SAP-CoPE: Social-Aware Planning using Cooperative Pose Estimation with Infrastructure Sensor Nodes
Minghao Ning, Yufeng Yang, Shucheng Huang, Jiaming Zhong, Keqi Shu, Chen Sun, Ehsan Hashemi, Amir Khajepour
TL;DR
The paper addresses perception limitations and occlusions in indoor autonomous systems by proposing SAP-CoPE, a framework that combines Infrastructure Sensor Nodes for cooperative perception with a probabilistic 3D human pose estimation method and an MPC-based controller. A novel pose estimation pipeline fuses image data with sparse LiDAR measurements, propagates uncertainty through the camera-to-world projection via a Jacobian, and enforces joint coherence with bone-length constraints, while the MPC planner integrates an Artificial Potential Field and a Personal Space field to yield socially comfortable trajectories. The framework supports single- or multi-camera configurations and includes a delay-aware global perception layer to compensate latency across sensors, demonstrating real-time capability and robustness in both simulation and real-world experiments.
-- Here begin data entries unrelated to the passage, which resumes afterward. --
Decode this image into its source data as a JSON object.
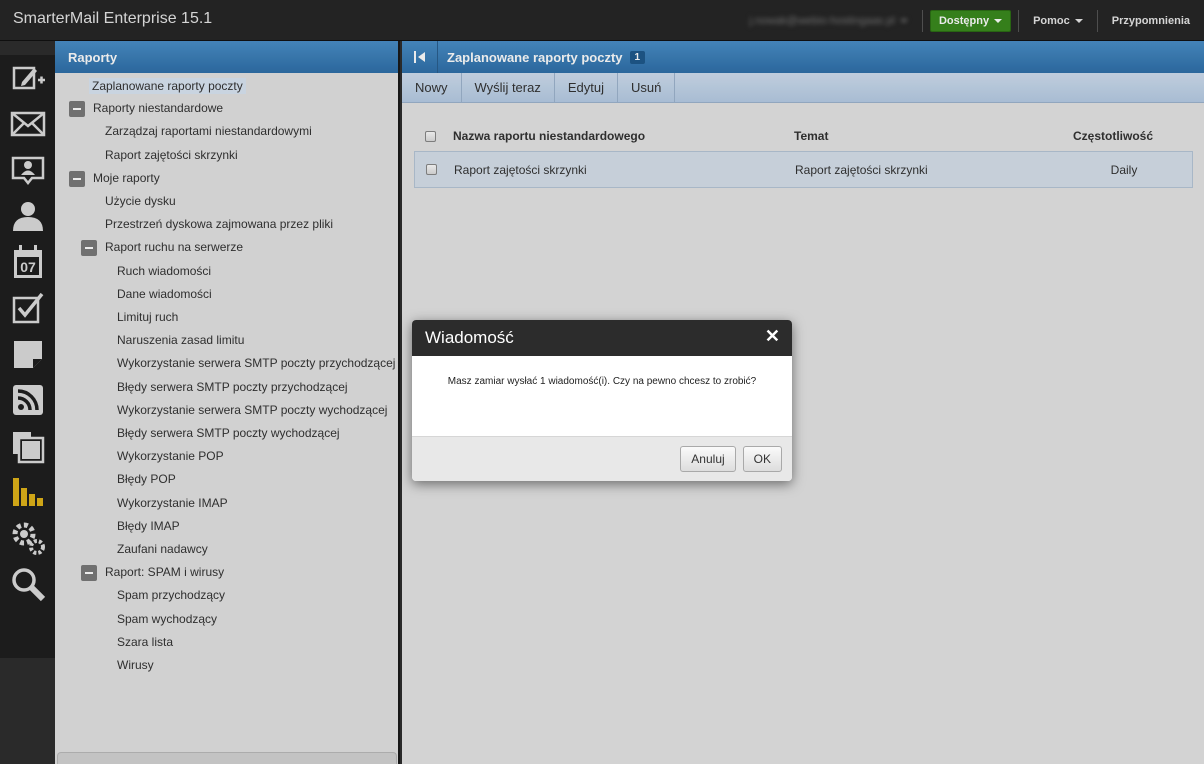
{
  "app": {
    "title": "SmarterMail Enterprise 15.1",
    "user_email": "j.nowak@webio-hostingaas.pl",
    "status_label": "Dostępny",
    "help_label": "Pomoc",
    "reminders_label": "Przypomnienia"
  },
  "rail": {
    "icons": [
      "compose-icon",
      "mail-icon",
      "contacts-icon",
      "user-icon",
      "calendar-icon",
      "tasks-icon",
      "notes-icon",
      "rss-icon",
      "files-icon",
      "reports-icon",
      "settings-icon",
      "search-icon"
    ],
    "calendar_day": "07",
    "active_color": "#e0b41a"
  },
  "left_panel": {
    "title": "Raporty",
    "items": [
      {
        "label": "Zaplanowane raporty poczty",
        "level": 0,
        "selected": true
      },
      {
        "label": "Raporty niestandardowe",
        "level": 0,
        "toggle": true
      },
      {
        "label": "Zarządzaj raportami niestandardowymi",
        "level": 1
      },
      {
        "label": "Raport zajętości skrzynki",
        "level": 1
      },
      {
        "label": "Moje raporty",
        "level": 0,
        "toggle": true
      },
      {
        "label": "Użycie dysku",
        "level": 1
      },
      {
        "label": "Przestrzeń dyskowa zajmowana przez pliki",
        "level": 1
      },
      {
        "label": "Raport ruchu na serwerze",
        "level": 1,
        "toggle": true
      },
      {
        "label": "Ruch wiadomości",
        "level": 2
      },
      {
        "label": "Dane wiadomości",
        "level": 2
      },
      {
        "label": "Limituj ruch",
        "level": 2
      },
      {
        "label": "Naruszenia zasad limitu",
        "level": 2
      },
      {
        "label": "Wykorzystanie serwera SMTP poczty przychodzącej",
        "level": 2
      },
      {
        "label": "Błędy serwera SMTP poczty przychodzącej",
        "level": 2
      },
      {
        "label": "Wykorzystanie serwera SMTP poczty wychodzącej",
        "level": 2
      },
      {
        "label": "Błędy serwera SMTP poczty wychodzącej",
        "level": 2
      },
      {
        "label": "Wykorzystanie POP",
        "level": 2
      },
      {
        "label": "Błędy POP",
        "level": 2
      },
      {
        "label": "Wykorzystanie IMAP",
        "level": 2
      },
      {
        "label": "Błędy IMAP",
        "level": 2
      },
      {
        "label": "Zaufani nadawcy",
        "level": 2
      },
      {
        "label": "Raport: SPAM i wirusy",
        "level": 1,
        "toggle": true
      },
      {
        "label": "Spam przychodzący",
        "level": 2
      },
      {
        "label": "Spam wychodzący",
        "level": 2
      },
      {
        "label": "Szara lista",
        "level": 2
      },
      {
        "label": "Wirusy",
        "level": 2
      }
    ]
  },
  "main": {
    "title": "Zaplanowane raporty poczty",
    "count": "1",
    "toolbar": {
      "new": "Nowy",
      "send_now": "Wyślij teraz",
      "edit": "Edytuj",
      "delete": "Usuń"
    },
    "columns": {
      "name": "Nazwa raportu niestandardowego",
      "subject": "Temat",
      "frequency": "Częstotliwość"
    },
    "rows": [
      {
        "name": "Raport zajętości skrzynki",
        "subject": "Raport zajętości skrzynki",
        "frequency": "Daily"
      }
    ]
  },
  "dialog": {
    "title": "Wiadomość",
    "close": "✕",
    "message": "Masz zamiar wysłać 1 wiadomość(i). Czy na pewno chcesz to zrobić?",
    "cancel_label": "Anuluj",
    "ok_label": "OK"
  },
  "colors": {
    "header_blue": "#3a7fbd",
    "status_green": "#3a8a1e",
    "selected_row": "#d7e1ec"
  }
}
Overall, SAP-CoPE delivers socially aware navigation that respects personal space, improves safety, and enhances human-robot interaction in dynamic indoor environments, with potential impact on healthcare, logistics, and service robotics.
Abstract
Autonomous driving systems must operate safely in human-populated indoor environments, where challenges such as limited perception and occlusion sensitivity arise when relying solely on onboard sensors. These factors generate difficulties in the accurate recognition of human intentions and the generation of comfortable, socially aware trajectories. To address these issues, we propose SAP-CoPE, a social-aware planning framework that integrates cooperative infrastructure with a novel 3D human pose estimation method and a model predictive control-based controller. This real-time framework formulates an optimization problem that accounts for uncertainty propagation in the camera projection matrix while ensuring human joint coherence. The proposed method is adaptable to single- or multi-camera configurations and can incorporate sparse LiDAR point-cloud data. To enhance safety and comfort in human environments, we integrate a human personal space field based on human pose into a model predictive controller, enabling the system to navigate while avoiding discomfort zones. Extensive evaluations in both simulated and real-world settings demonstrate the effectiveness of our approach in generating socially aware trajectories for autonomous systems.